Nowadays, rapid technological developments and changes in the business environment have improved economic circumstances. In this dynamic business environment, increasing the competitiveness of corporations has restricted their access to profit. Thus, the risk of bankruptcy as an important economic phenomenon (Etemadi, Anvary Rostamy, & Dehkordi, 2009) has increasingly soared over the years.

Predicting corporate bankruptcy has been a critical challenging issue (Back, Laitinen, Sere, & van Wezel, 1995; Wu, Tzeng, Goo, & Fang, 2007; Kim & Kang, 2010). According to the Kim and Han (2003) corporate bankruptcy triggers both social and economic costs for management and stockholders. Over years business owners and stakeholders have been looking for a shield to protect themselves against the risks and this has made them sensitive towards using predictive models. Yet, bankruptcy prediction becomes major problem to Academics, researchers and practitioners over the past five decades since Altman (1968) (Shin, Lee, & Kim 2005; Tsai, 2009; Cho, Hong, & Ha, 2010).
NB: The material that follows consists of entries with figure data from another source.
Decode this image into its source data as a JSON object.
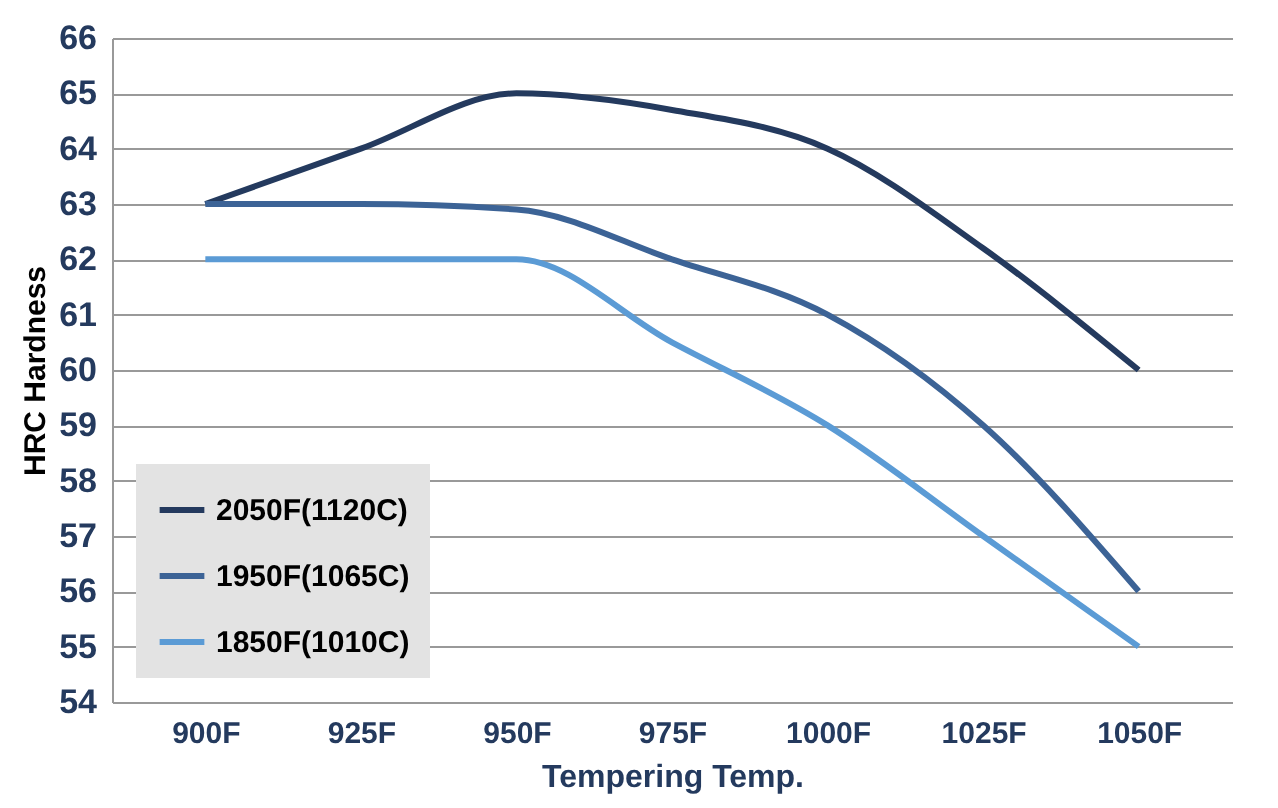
{
  "chart_data": {
    "type": "line",
    "xlabel": "Tempering Temp.",
    "ylabel": "HRC Hardness",
    "categories": [
      "900F",
      "925F",
      "950F",
      "975F",
      "1000F",
      "1025F",
      "1050F"
    ],
    "series": [
      {
        "name": "2050F(1120C)",
        "color": "#243a5e",
        "values": [
          63,
          64,
          65,
          64.7,
          64,
          62.2,
          60
        ]
      },
      {
        "name": "1950F(1065C)",
        "color": "#3c6396",
        "values": [
          63,
          63,
          62.9,
          62,
          61,
          59,
          56
        ]
      },
      {
        "name": "1850F(1010C)",
        "color": "#5b9bd5",
        "values": [
          62,
          62,
          62,
          60.5,
          59,
          57,
          55
        ]
      }
    ],
    "ylim": [
      54,
      66
    ],
    "yticks": [
      54,
      55,
      56,
      57,
      58,
      59,
      60,
      61,
      62,
      63,
      64,
      65,
      66
    ],
    "grid": "y",
    "legend": "bottom left",
    "marker": "none",
    "line_style": "solid"
  }
}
According to the Bellovary, Giacomino, and Akers (2007) there are over 150 predictive models available to bankruptcy. They believe that the focus of future research should be on the use of existing bankruptcy prediction models instead of development of new predictive models. Thus, it is noble idea which researchers consider other aspect of bankruptcy problem. Bankruptcy prediction as one of areas of risk management (Ming & Jeong, 2009; Chaudhuri & De, 2011), meets a range of observations and features which are often vast amount of financial ratios. In many cases, not all the measured variables are “important” for understanding the underlying phenomena of interest (Fodor, 2002).Compared to older and smaller data platforms, nowadays, the new ones have led to the information overload challenge in data analysis. The main reason is that most efforts to create a dataset are focused on topics such as storage efficiency and often there is no plan for analyzing this data volume (Kantardzic, 2011). Accordingly, various prediction methods have outlived their efficiency for two reasons. The first is the increasing number of observations and the second - which is more important - is the increasing number of relevant features of an observation.
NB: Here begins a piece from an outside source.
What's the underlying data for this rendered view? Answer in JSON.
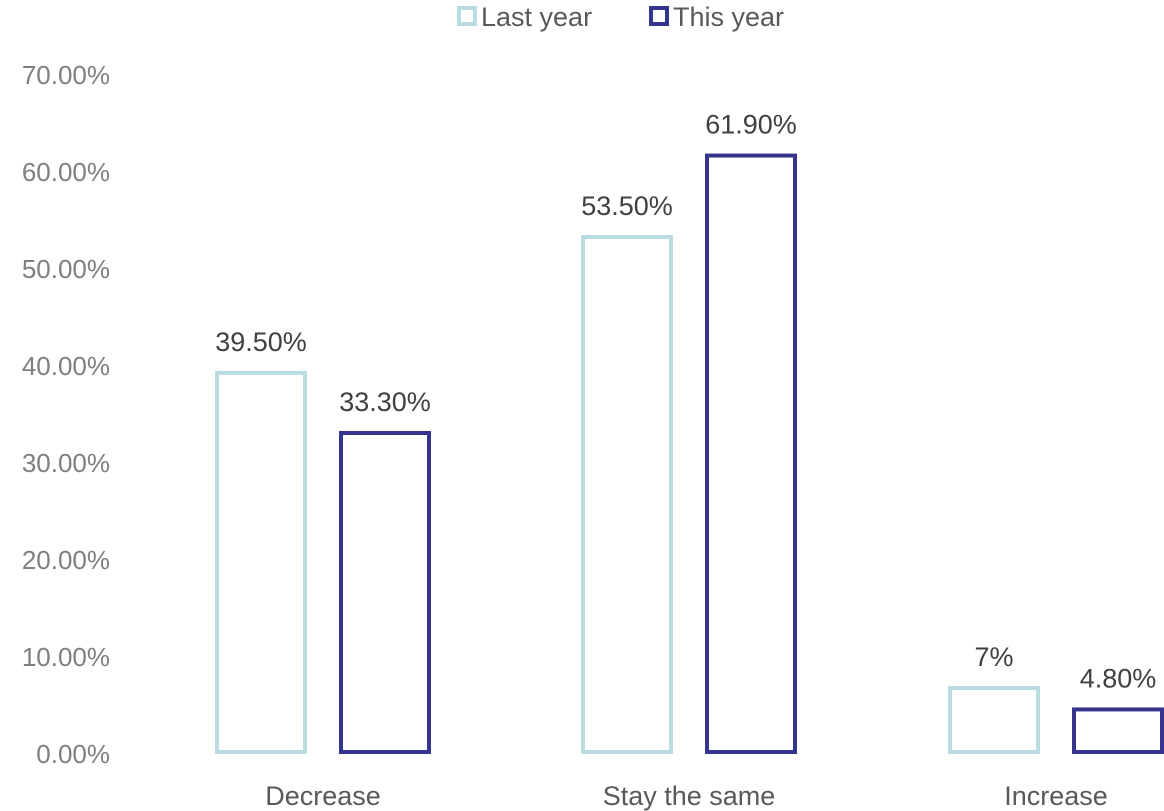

To deeply analyze a huge amount of information of the corporations is likely to take much time and need many human resources (Tsai, 2009). In fact, several factors such as high volume of financial ratios as well as high time and cost have made bankruptcy predictions inefficient. Data reduction offers researchers a set of analytical tools that make the derivation of meaningful summaries from large datasets possible. As a part of the data preprocessing step in the data mining (DM) projects, data reduction, have disregarded especially in bankruptcy studies.

Over the past years, wide range of bankruptcy works have not carefully concerned about the data reduction process. They usually attempt to use different models to conquer the bankruptcy prediction problem. The purpose of this paper is providing evidence in the effect of data reduction in bankruptcy prediction on the emerging market of Iran. To this end, four well-known data reduction methods including t-test, correlation analysis, principal component analysis (PCA) and factor analysis (FA) are addressed and their performance in the bankruptcy prediction evaluated.

The rest of this paper is organized as follows. The next section provides a review of the theoretical literature. Afterward, the application of data reduction methods is examined. This is then followed by the empirical outcomes and discussion. Finally, conclusion is presented in last section.